“Fairness” is the Scaletrix of Irish politics, in that the debate goes round in circles and circles and is incapable of a new direction. It starts from a simple proposition. We all believe in fairness, don’t we? You’d want to be Jabba the Hutt to be against fairness. Everyone nods sagely at the desire for Irish society to be built on fairness. But don’t dare ask for details, because if you do, you’re a hateful Thatcherite, a Victorian despatcher of children down the mines, their little tummies aching for a crust, a stale crust at that. Or worse still, you’re Michael McDowell.
But what is fairness? Is it fair that some people are going to bed hungry? Of course not. Is it fair that some families are scraping together euros and cents to pay for their kids schoolbooks? How could it be? What about if one of those families spent their money on a kickass 42″ Plasma screen TV, whilst their neighbours didn’t? Who is more deserving of fairness now? What about the mother who works overtime in a launderette to pay for her daughter’s maths grind? Is it fair for her to pay more tax than the mother who’s on the scratcher, after all, she brings home more money, therefore she’s richer, therefore it’s only fair that she should pay more tax, isn’t it? It’s only fair.

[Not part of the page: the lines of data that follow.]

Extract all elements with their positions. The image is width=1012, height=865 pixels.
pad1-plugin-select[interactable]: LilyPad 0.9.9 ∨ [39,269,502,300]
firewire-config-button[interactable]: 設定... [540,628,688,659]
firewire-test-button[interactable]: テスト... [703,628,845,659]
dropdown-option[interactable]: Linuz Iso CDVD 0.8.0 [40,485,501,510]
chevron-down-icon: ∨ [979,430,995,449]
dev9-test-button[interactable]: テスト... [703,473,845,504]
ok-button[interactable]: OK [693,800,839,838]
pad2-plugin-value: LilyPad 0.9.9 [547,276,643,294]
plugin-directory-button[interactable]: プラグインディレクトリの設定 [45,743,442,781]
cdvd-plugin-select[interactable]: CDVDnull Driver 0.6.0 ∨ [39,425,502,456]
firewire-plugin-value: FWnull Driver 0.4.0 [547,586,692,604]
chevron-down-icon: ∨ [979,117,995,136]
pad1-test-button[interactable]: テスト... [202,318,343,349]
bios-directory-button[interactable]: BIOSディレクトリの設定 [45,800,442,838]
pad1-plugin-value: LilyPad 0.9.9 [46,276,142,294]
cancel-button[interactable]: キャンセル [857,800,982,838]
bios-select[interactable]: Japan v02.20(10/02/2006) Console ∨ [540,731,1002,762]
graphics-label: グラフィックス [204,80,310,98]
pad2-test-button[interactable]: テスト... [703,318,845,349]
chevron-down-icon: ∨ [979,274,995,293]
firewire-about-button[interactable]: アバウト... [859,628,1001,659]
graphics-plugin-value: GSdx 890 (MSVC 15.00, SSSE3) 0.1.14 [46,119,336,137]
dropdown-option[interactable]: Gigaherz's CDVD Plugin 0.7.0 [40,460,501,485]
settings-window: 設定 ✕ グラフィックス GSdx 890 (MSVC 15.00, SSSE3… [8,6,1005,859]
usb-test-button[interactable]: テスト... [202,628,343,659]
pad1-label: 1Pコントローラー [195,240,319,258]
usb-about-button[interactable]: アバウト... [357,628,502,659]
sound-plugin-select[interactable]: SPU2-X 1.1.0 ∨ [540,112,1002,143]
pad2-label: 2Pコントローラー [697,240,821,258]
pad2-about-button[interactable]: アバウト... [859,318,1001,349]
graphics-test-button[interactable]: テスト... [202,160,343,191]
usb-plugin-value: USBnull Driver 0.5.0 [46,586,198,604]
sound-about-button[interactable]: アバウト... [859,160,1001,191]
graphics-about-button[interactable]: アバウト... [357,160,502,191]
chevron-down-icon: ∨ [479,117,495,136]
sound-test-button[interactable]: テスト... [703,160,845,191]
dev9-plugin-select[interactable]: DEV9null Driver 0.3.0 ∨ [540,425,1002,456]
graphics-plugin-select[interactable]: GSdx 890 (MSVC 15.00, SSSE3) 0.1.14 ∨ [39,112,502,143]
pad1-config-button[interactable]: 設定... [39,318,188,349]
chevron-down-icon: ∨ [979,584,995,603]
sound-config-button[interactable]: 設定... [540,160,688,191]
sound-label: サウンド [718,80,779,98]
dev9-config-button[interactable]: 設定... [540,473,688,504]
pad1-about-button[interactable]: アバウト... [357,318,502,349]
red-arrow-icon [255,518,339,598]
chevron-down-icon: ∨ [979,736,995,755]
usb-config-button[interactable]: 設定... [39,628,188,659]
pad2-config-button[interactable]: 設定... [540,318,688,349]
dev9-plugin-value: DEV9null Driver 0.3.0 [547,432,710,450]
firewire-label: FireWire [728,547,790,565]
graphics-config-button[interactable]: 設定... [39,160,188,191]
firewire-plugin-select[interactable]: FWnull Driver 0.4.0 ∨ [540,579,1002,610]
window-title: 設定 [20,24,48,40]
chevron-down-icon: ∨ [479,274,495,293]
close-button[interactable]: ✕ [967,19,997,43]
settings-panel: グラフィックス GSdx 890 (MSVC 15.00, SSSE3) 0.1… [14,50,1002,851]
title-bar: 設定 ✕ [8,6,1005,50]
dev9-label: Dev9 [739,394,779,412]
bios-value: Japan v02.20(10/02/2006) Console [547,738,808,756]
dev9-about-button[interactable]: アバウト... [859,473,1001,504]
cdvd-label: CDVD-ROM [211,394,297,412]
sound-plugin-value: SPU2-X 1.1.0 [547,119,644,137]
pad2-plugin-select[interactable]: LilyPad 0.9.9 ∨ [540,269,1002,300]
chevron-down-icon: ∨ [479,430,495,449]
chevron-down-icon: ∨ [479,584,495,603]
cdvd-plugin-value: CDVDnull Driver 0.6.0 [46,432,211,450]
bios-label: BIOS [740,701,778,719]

But taxing the rich, we can all agree that that is fair, right? Of course it is. Higher taxes are the price of membership of our society, but is it fair to want to punish someone for being successful? Is it fair to want to take half of someone’s take home pay, one in two euro they make, for the crime of creating a business and (the bastards) giving people jobs? Is that fair? Is it fair to have rich people at all? Would it be fairer to have no rich people at all, even if it meant we were all poorer?
Maybe it is, maybe it isn’t. But want to debate the idea? No, because we don’t do debates here, it wouldn’t be fair.